I had thought of purchasing the endpoint manager; figuring, there could be something wrong with my user generated config file.


(Busy Bee) #14

So I should read further on this cisco vlan… even if i use chan sip. Chan-sip phone on port 5160 has been running fine. I was using pj-sip on 5060 and today was moving it; figuring, I should move chan sip to 5060. My trunk provider prefers pj-sip on port 6000 and their online freepbx instructions didn’t work for me and they said to add one of their servers Outbound Proxy’s to my trunk.

I have some power supplies so I could always see how 3 phones hold out on a unmanaged switch vs cisco.


(Busy Bee) #15

I needed to make a text file of my config. This is what I thought was a proper config. xxx is self filled in, because, I don’t under stand security enough to just paste the file as-is. My fastethernet has no vlan association right?

poe-server#sh run
Building configuration…

Current configuration : 3097 bytes
!
! Last configuration change at 20:38:05 edt Thu Jul 25 2019
! NVRAM config last updated at 20:38:07 edt Thu Jul 25 2019
!
version 12.2
no service pad
service timestamps debug datetime msec localtime
service timestamps log datetime msec localtime
service password-encryption
!
hostname poe-server
!
boot-start-marker
boot-end-marker
!
enable secret 5 xxx
!
no aaa new-model
clock timezone est -5
clock summer-time edt recurring
system mtu routing 1500
ip subnet-zero
ip name-server 75.75.75.75
ip name-server 192.168.xxx.xxx
ip name-server 75.75.76.76
ip name-server 192.168.xxx.xxx
!
!
!
!
crypto pki trustpoint TP-self-signed-xxx
enrollment selfsigned
subject-name cn=IOS-Self-Signed-Certificate-xxx
revocation-check none
rsakeypair TP-self-signed-xxx
!
!
crypto pki certificate chain xxx
quit
!
!
!
!
!
spanning-tree mode pvst
spanning-tree extend system-id
!
vlan internal allocation policy ascending
!
!
!
interface FastEthernet0/1
!
interface FastEthernet0/2
!
interface FastEthernet0/3
!
interface FastEthernet0/4
!
interface FastEthernet0/5
!
interface FastEthernet0/6
!
interface FastEthernet0/7
!
interface FastEthernet0/8
!
interface FastEthernet0/9
!
interface FastEthernet0/10
!
interface FastEthernet0/11
!
interface FastEthernet0/12
!
interface GigabitEthernet0/1
!
interface Vlan1
ip address 192.168.xxx.xxx 255.255.255.0
!
ip default-gateway 192.168.xxx.xxx
ip classless
ip http server
ip http secure-server
!
!
control-plane
!
!
line con 0
line vty 0 4
password 7 xxx
login
line vty 5 15
password 7 xxx
login
!
ntp clock-period 36029437
ntp server 128.138.141.172
end


(Busy Bee) #16

I set the fastethernet to switchport (just for reference)


(Busy Bee) #17

You were right. It was the switch. My setup just didn’t effect the one chain-sip phone

I am now over 24 hours Unreachable error free. 40 hours error free!!!

All because i knew i needed an unmanaged switch, so I set up an unmanaged switch, literally. But a unmanaged switch really should be called an unmanage-able switch. Because it is actually pre-programmed (aka unmanaged smart switches) and that set up is needed on the layer 3 switch even in layer 2 mode.

A engineer over at cisco answered a past forum request how to make a basic switch and there was a few things to add to mine. Yes, I know I don’t have qos and voip traffic priority over data with this setup.

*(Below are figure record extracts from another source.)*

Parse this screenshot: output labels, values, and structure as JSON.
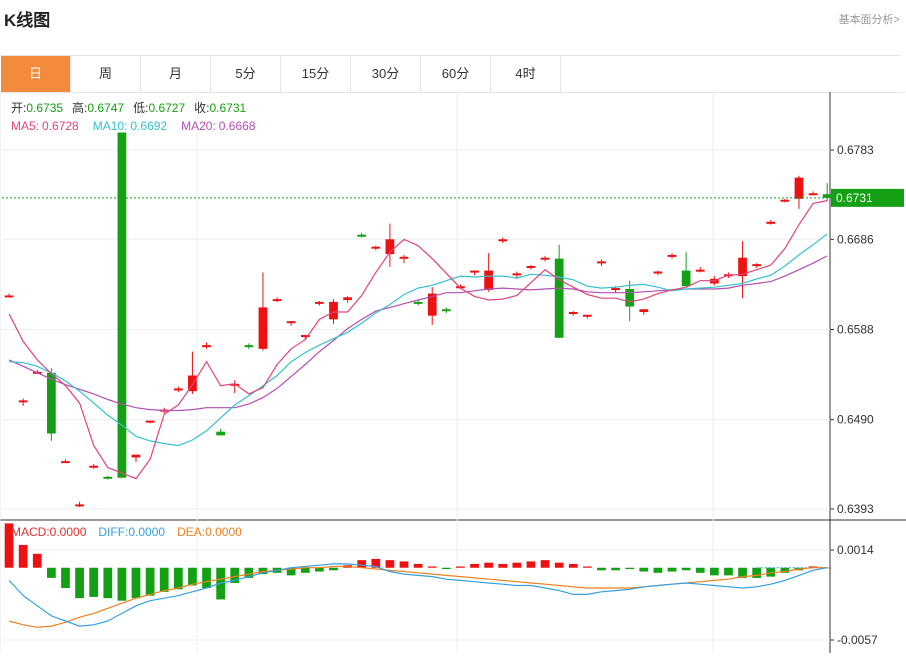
{
  "header": {
    "title": "K线图",
    "more_label": "基本面分析>"
  },
  "tabs": [
    {
      "label": "日",
      "active": true
    },
    {
      "label": "周",
      "active": false
    },
    {
      "label": "月",
      "active": false
    },
    {
      "label": "5分",
      "active": false
    },
    {
      "label": "15分",
      "active": false
    },
    {
      "label": "30分",
      "active": false
    },
    {
      "label": "60分",
      "active": false
    },
    {
      "label": "4时",
      "active": false
    }
  ],
  "chart_data": [
    {
      "type": "candlestick",
      "ohlc_labels": [
        {
          "label": "开:",
          "value": "0.6735"
        },
        {
          "label": "高:",
          "value": "0.6747"
        },
        {
          "label": "低:",
          "value": "0.6727"
        },
        {
          "label": "收:",
          "value": "0.6731"
        }
      ],
      "ma_labels": [
        {
          "label": "MA5:",
          "value": "0.6728",
          "color": "#e0457b"
        },
        {
          "label": "MA10:",
          "value": "0.6692",
          "color": "#35c0d0"
        },
        {
          "label": "MA20:",
          "value": "0.6668",
          "color": "#b34fb3"
        }
      ],
      "y_ticks": [
        "0.6783",
        "0.6686",
        "0.6588",
        "0.6490",
        "0.6393"
      ],
      "ylim": [
        0.6393,
        0.6783
      ],
      "last_price": "0.6731",
      "up_color": "#ee1111",
      "down_color": "#14a014",
      "candles": [
        [
          0.6625,
          0.6627,
          0.6623,
          0.6625
        ],
        [
          0.6509,
          0.6513,
          0.6505,
          0.6511
        ],
        [
          0.6542,
          0.6544,
          0.654,
          0.6542
        ],
        [
          0.6541,
          0.6546,
          0.6467,
          0.6475
        ],
        [
          0.6445,
          0.6447,
          0.6443,
          0.6445
        ],
        [
          0.6398,
          0.6401,
          0.6395,
          0.6398
        ],
        [
          0.644,
          0.6442,
          0.6437,
          0.644
        ],
        [
          0.6428,
          0.6429,
          0.6425,
          0.6427
        ],
        [
          0.6802,
          0.6802,
          0.6427,
          0.6427
        ],
        [
          0.6449,
          0.6452,
          0.6444,
          0.6452
        ],
        [
          0.6488,
          0.6489,
          0.6486,
          0.6489
        ],
        [
          0.6499,
          0.6503,
          0.6497,
          0.6501
        ],
        [
          0.6523,
          0.6526,
          0.652,
          0.6524
        ],
        [
          0.6521,
          0.6564,
          0.6518,
          0.6538
        ],
        [
          0.6571,
          0.6574,
          0.6567,
          0.6571
        ],
        [
          0.6477,
          0.648,
          0.6473,
          0.6473
        ],
        [
          0.6527,
          0.6533,
          0.6519,
          0.6529
        ],
        [
          0.6571,
          0.6573,
          0.6567,
          0.6569
        ],
        [
          0.6567,
          0.665,
          0.6565,
          0.6612
        ],
        [
          0.6621,
          0.6623,
          0.6618,
          0.6621
        ],
        [
          0.6595,
          0.6597,
          0.6592,
          0.6597
        ],
        [
          0.658,
          0.6582,
          0.6577,
          0.6582
        ],
        [
          0.6617,
          0.6619,
          0.6614,
          0.6618
        ],
        [
          0.6599,
          0.6621,
          0.6594,
          0.6618
        ],
        [
          0.662,
          0.6624,
          0.6617,
          0.6623
        ],
        [
          0.6691,
          0.6693,
          0.6688,
          0.669
        ],
        [
          0.6677,
          0.6679,
          0.6674,
          0.6678
        ],
        [
          0.667,
          0.6703,
          0.6656,
          0.6686
        ],
        [
          0.6667,
          0.6669,
          0.666,
          0.6667
        ],
        [
          0.6618,
          0.662,
          0.6614,
          0.6617
        ],
        [
          0.6603,
          0.6634,
          0.6593,
          0.6627
        ],
        [
          0.661,
          0.6612,
          0.6606,
          0.6609
        ],
        [
          0.6635,
          0.6637,
          0.6632,
          0.6635
        ],
        [
          0.665,
          0.6652,
          0.6647,
          0.6652
        ],
        [
          0.6631,
          0.6671,
          0.6629,
          0.6652
        ],
        [
          0.6686,
          0.6688,
          0.6682,
          0.6686
        ],
        [
          0.6649,
          0.6651,
          0.6643,
          0.6649
        ],
        [
          0.6656,
          0.6658,
          0.6653,
          0.6657
        ],
        [
          0.6665,
          0.6668,
          0.6662,
          0.6666
        ],
        [
          0.6665,
          0.668,
          0.6579,
          0.6579
        ],
        [
          0.6606,
          0.6608,
          0.6603,
          0.6607
        ],
        [
          0.6603,
          0.6604,
          0.66,
          0.6604
        ],
        [
          0.6661,
          0.6664,
          0.6657,
          0.6662
        ],
        [
          0.6633,
          0.6635,
          0.6628,
          0.6633
        ],
        [
          0.6632,
          0.6641,
          0.6597,
          0.6613
        ],
        [
          0.6607,
          0.661,
          0.6604,
          0.661
        ],
        [
          0.665,
          0.6652,
          0.6647,
          0.6651
        ],
        [
          0.6668,
          0.6671,
          0.6665,
          0.6669
        ],
        [
          0.6652,
          0.6672,
          0.6638,
          0.6635
        ],
        [
          0.6653,
          0.6656,
          0.665,
          0.6653
        ],
        [
          0.6638,
          0.6646,
          0.6636,
          0.6643
        ],
        [
          0.6647,
          0.665,
          0.6644,
          0.6648
        ],
        [
          0.6646,
          0.6684,
          0.6622,
          0.6666
        ],
        [
          0.6658,
          0.666,
          0.6655,
          0.6659
        ],
        [
          0.6705,
          0.6707,
          0.6702,
          0.6705
        ],
        [
          0.6728,
          0.673,
          0.6726,
          0.6729
        ],
        [
          0.673,
          0.6755,
          0.6719,
          0.6753
        ],
        [
          0.6736,
          0.6738,
          0.6734,
          0.6736
        ],
        [
          0.6735,
          0.6747,
          0.6727,
          0.6731
        ]
      ],
      "ma5": [
        0.6605,
        0.6575,
        0.6555,
        0.654,
        0.6527,
        0.6508,
        0.6462,
        0.6438,
        0.6432,
        0.6426,
        0.6447,
        0.6496,
        0.6506,
        0.6528,
        0.6553,
        0.6527,
        0.6529,
        0.6518,
        0.6525,
        0.655,
        0.6567,
        0.6577,
        0.6599,
        0.6607,
        0.6607,
        0.6625,
        0.665,
        0.6672,
        0.6686,
        0.6679,
        0.6665,
        0.6649,
        0.6633,
        0.6624,
        0.662,
        0.6621,
        0.6625,
        0.6639,
        0.6653,
        0.6642,
        0.6634,
        0.6626,
        0.6622,
        0.6622,
        0.6618,
        0.6621,
        0.6627,
        0.6631,
        0.6634,
        0.6641,
        0.6641,
        0.6647,
        0.6648,
        0.6653,
        0.6658,
        0.6676,
        0.6702,
        0.6725,
        0.6728
      ],
      "ma10": [
        0.6553,
        0.6552,
        0.6548,
        0.6541,
        0.6532,
        0.6521,
        0.6508,
        0.6495,
        0.6484,
        0.6472,
        0.6467,
        0.6464,
        0.6462,
        0.6468,
        0.6478,
        0.6492,
        0.6506,
        0.6516,
        0.6527,
        0.6538,
        0.6553,
        0.6563,
        0.6571,
        0.6578,
        0.6585,
        0.6595,
        0.6606,
        0.6615,
        0.6626,
        0.6633,
        0.6636,
        0.6641,
        0.6646,
        0.6645,
        0.6646,
        0.6646,
        0.6644,
        0.6648,
        0.6647,
        0.6645,
        0.6642,
        0.6635,
        0.6633,
        0.6634,
        0.6636,
        0.6637,
        0.6634,
        0.663,
        0.6632,
        0.6633,
        0.6634,
        0.6636,
        0.6638,
        0.6643,
        0.6647,
        0.6657,
        0.6669,
        0.668,
        0.6692
      ],
      "ma20": [
        0.6555,
        0.6548,
        0.6541,
        0.6534,
        0.6528,
        0.6523,
        0.6518,
        0.6512,
        0.6507,
        0.6503,
        0.6501,
        0.65,
        0.65,
        0.6501,
        0.6503,
        0.6503,
        0.6503,
        0.6507,
        0.6514,
        0.6524,
        0.6537,
        0.655,
        0.6564,
        0.6576,
        0.6589,
        0.6599,
        0.6608,
        0.6612,
        0.6616,
        0.662,
        0.6624,
        0.6628,
        0.6628,
        0.663,
        0.6632,
        0.6633,
        0.6632,
        0.6631,
        0.6632,
        0.6633,
        0.6632,
        0.6629,
        0.6628,
        0.6628,
        0.6628,
        0.6629,
        0.663,
        0.6631,
        0.6632,
        0.6632,
        0.6632,
        0.6633,
        0.6636,
        0.6638,
        0.664,
        0.6646,
        0.6653,
        0.666,
        0.6668
      ]
    },
    {
      "type": "macd",
      "legend": [
        {
          "label": "MACD:",
          "value": "0.0000",
          "color": "#e03030"
        },
        {
          "label": "DIFF:",
          "value": "0.0000",
          "color": "#35a0e0"
        },
        {
          "label": "DEA:",
          "value": "0.0000",
          "color": "#f08020"
        }
      ],
      "y_ticks": [
        "0.0014",
        "-0.0057"
      ],
      "ylim": [
        -0.0057,
        0.0014
      ],
      "hist": [
        0.0035,
        0.0018,
        0.0011,
        -0.0008,
        -0.0016,
        -0.0024,
        -0.0023,
        -0.0024,
        -0.0026,
        -0.0024,
        -0.0022,
        -0.0019,
        -0.0017,
        -0.0014,
        -0.0016,
        -0.0025,
        -0.0012,
        -0.0008,
        -0.0005,
        -0.0004,
        -0.0006,
        -0.0004,
        -0.0003,
        -0.0002,
        0.0002,
        0.0006,
        0.0007,
        0.0006,
        0.0005,
        0.0003,
        0.0001,
        -0.0001,
        0.0001,
        0.0003,
        0.0004,
        0.0003,
        0.0004,
        0.0005,
        0.0006,
        0.0004,
        0.0003,
        0.0001,
        -0.0002,
        -0.0002,
        -0.0001,
        -0.0003,
        -0.0004,
        -0.0003,
        -0.0002,
        -0.0004,
        -0.0006,
        -0.0006,
        -0.0008,
        -0.0008,
        -0.0007,
        -0.0004,
        -0.0002,
        0.0001,
        0.0
      ],
      "diff": [
        -0.001,
        -0.0022,
        -0.003,
        -0.0038,
        -0.0042,
        -0.0046,
        -0.0045,
        -0.0042,
        -0.0036,
        -0.003,
        -0.0026,
        -0.0024,
        -0.0022,
        -0.0019,
        -0.0016,
        -0.0012,
        -0.001,
        -0.0007,
        -0.0004,
        -0.0002,
        0.0,
        0.0001,
        0.0002,
        0.0003,
        0.0003,
        0.0002,
        0.0001,
        -0.0003,
        -0.0005,
        -0.0006,
        -0.0007,
        -0.0009,
        -0.001,
        -0.0011,
        -0.0012,
        -0.0013,
        -0.0014,
        -0.0014,
        -0.0016,
        -0.0018,
        -0.0021,
        -0.0021,
        -0.0019,
        -0.0018,
        -0.0017,
        -0.0015,
        -0.0014,
        -0.0013,
        -0.0012,
        -0.0013,
        -0.0014,
        -0.0015,
        -0.0016,
        -0.0015,
        -0.0013,
        -0.001,
        -0.0006,
        -0.0002,
        0.0
      ],
      "dea": [
        -0.0042,
        -0.0045,
        -0.0047,
        -0.0046,
        -0.0043,
        -0.0039,
        -0.0036,
        -0.0032,
        -0.0028,
        -0.0024,
        -0.0021,
        -0.0018,
        -0.0016,
        -0.0013,
        -0.0011,
        -0.0009,
        -0.0007,
        -0.0005,
        -0.0003,
        -0.0002,
        -0.0001,
        0.0,
        0.0,
        0.0001,
        0.0001,
        0.0,
        -0.0001,
        -0.0002,
        -0.0003,
        -0.0004,
        -0.0005,
        -0.0006,
        -0.0007,
        -0.0008,
        -0.0009,
        -0.001,
        -0.0011,
        -0.0012,
        -0.0013,
        -0.0014,
        -0.0015,
        -0.0016,
        -0.0016,
        -0.0016,
        -0.0016,
        -0.0015,
        -0.0014,
        -0.0013,
        -0.0012,
        -0.0011,
        -0.001,
        -0.0009,
        -0.0007,
        -0.0006,
        -0.0004,
        -0.0003,
        -0.0001,
        0.0,
        0.0
      ]
    }
  ]
}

Here are the setup differences; everything else is the same. I will have to read up on using a log to clone a backup switch. Probably easier to re create and make good notes.

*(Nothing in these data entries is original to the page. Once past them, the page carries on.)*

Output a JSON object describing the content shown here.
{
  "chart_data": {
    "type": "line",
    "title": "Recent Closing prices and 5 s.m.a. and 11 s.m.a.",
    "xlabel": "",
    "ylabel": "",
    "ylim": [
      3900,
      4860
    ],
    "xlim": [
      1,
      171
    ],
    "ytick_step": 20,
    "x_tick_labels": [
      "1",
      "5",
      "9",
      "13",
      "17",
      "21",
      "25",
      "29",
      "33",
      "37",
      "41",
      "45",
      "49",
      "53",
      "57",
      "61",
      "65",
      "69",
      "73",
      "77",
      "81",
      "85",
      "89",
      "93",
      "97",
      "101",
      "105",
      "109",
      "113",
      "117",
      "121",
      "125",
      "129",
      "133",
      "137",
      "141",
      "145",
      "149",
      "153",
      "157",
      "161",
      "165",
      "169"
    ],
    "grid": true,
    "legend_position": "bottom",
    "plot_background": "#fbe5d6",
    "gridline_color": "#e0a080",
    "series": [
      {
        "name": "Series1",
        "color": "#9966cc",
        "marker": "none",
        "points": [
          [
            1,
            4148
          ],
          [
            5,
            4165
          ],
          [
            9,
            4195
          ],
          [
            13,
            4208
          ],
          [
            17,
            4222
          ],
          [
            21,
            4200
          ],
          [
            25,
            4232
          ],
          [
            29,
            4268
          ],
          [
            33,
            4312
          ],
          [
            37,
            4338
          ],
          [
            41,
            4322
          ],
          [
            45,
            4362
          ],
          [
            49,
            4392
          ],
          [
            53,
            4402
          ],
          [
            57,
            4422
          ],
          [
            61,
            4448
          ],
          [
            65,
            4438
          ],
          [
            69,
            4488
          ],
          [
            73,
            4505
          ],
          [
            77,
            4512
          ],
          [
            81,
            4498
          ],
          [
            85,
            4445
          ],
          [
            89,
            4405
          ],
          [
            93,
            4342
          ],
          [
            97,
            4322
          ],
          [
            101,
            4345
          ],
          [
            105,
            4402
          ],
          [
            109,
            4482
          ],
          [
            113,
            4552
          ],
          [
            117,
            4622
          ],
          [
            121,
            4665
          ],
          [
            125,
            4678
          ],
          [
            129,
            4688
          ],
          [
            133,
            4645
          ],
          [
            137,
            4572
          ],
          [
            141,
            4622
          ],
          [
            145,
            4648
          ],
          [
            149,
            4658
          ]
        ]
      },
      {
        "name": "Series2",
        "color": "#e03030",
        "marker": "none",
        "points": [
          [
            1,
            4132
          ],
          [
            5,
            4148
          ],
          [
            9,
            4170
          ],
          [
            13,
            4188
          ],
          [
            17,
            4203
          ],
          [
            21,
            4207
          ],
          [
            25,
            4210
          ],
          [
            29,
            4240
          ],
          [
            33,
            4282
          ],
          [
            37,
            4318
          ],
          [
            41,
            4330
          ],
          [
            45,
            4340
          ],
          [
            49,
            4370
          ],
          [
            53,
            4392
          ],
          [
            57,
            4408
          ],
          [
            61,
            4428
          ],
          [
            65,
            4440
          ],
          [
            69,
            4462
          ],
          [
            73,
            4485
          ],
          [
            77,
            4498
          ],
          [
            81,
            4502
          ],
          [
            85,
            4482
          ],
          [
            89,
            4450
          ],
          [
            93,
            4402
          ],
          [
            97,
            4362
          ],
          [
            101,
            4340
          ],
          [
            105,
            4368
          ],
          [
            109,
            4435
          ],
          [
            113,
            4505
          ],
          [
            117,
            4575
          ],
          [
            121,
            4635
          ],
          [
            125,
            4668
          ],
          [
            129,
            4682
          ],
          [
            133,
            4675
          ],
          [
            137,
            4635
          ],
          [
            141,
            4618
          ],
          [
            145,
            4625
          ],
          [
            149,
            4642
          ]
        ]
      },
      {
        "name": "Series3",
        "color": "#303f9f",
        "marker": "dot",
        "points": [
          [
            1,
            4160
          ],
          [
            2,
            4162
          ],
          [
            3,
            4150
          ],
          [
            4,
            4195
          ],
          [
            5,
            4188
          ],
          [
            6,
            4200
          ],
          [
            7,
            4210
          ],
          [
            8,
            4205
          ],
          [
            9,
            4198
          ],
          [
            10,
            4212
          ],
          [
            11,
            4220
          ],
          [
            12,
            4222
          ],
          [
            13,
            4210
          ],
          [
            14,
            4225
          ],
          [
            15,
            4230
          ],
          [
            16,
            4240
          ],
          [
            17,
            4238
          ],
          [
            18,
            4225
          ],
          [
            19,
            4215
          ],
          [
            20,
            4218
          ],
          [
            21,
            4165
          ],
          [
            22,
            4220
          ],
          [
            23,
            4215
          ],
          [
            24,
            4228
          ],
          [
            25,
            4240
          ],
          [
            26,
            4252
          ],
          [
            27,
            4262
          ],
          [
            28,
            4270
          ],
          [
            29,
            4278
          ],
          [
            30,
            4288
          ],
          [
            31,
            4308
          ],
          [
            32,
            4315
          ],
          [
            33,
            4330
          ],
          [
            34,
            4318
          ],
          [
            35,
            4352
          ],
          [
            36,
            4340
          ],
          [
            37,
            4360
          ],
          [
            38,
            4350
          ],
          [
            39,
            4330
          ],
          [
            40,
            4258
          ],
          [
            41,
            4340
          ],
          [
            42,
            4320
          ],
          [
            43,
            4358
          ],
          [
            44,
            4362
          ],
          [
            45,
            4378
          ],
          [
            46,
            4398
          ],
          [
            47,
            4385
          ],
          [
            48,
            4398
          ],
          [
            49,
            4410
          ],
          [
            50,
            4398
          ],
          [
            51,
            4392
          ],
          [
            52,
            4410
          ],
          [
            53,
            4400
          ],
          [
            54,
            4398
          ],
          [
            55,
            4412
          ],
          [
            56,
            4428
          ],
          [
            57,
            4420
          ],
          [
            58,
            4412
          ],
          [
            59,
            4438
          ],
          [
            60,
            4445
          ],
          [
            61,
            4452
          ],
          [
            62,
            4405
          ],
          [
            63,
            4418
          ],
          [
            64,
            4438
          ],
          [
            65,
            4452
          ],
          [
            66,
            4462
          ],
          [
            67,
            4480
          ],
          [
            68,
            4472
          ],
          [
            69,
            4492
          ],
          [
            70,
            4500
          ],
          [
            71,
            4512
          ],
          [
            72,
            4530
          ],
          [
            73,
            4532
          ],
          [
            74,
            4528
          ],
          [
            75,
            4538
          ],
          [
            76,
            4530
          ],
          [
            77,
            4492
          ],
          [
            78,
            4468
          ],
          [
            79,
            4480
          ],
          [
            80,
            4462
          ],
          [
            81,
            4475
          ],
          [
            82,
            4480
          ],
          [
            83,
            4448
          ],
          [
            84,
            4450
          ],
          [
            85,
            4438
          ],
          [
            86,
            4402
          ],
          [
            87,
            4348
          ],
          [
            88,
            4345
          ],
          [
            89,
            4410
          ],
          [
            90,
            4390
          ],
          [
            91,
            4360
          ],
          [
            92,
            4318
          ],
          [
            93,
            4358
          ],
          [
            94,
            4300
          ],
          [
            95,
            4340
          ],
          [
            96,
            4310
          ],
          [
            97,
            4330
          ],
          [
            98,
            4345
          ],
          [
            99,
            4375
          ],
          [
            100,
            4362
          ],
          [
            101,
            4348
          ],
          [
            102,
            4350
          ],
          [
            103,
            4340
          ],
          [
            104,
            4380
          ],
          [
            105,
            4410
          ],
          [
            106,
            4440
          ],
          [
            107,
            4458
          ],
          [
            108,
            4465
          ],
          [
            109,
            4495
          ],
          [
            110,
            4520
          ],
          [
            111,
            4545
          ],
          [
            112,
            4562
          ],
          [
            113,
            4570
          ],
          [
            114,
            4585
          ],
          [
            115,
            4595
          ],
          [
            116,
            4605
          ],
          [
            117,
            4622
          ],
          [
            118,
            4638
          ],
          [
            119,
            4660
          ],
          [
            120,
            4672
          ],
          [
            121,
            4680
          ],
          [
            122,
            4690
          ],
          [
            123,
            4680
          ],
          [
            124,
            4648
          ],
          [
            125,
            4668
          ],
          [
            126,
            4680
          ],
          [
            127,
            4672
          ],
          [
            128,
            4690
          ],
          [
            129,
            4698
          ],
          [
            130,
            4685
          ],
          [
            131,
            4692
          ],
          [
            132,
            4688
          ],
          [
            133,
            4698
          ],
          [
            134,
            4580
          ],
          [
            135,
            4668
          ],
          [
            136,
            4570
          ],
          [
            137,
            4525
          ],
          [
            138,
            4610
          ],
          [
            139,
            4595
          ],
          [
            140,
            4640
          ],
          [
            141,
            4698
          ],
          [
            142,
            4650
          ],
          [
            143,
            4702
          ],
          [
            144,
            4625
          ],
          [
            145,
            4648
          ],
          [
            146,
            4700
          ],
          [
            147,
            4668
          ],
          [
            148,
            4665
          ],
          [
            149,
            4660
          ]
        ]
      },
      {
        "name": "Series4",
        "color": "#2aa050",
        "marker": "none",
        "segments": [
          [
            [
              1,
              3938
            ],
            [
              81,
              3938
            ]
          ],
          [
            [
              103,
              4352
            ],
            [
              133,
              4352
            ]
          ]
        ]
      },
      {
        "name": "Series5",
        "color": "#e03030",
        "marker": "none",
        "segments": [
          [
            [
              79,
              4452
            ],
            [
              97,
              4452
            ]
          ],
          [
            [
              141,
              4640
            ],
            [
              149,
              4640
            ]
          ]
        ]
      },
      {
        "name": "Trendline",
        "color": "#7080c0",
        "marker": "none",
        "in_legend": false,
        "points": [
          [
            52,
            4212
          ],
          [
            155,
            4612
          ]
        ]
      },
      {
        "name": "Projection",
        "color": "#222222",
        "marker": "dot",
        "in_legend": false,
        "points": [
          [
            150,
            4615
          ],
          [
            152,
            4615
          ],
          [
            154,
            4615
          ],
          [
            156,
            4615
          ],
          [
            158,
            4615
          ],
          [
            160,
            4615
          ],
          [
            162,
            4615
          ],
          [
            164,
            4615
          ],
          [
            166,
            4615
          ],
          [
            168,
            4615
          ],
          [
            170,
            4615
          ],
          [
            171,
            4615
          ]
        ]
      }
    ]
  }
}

spanning-tree mode rapid-pvst
spanning-tree portfast default
spanning-tree extend system-id
spanning-tree vlan 1-4094 priority 61440
!
vlan internal allocation policy ascending
!
!
!
interface FastEthernet0/1
switchport mode access


(system) closed #18

This topic was automatically closed 31 days after the last reply. New replies are no longer allowed.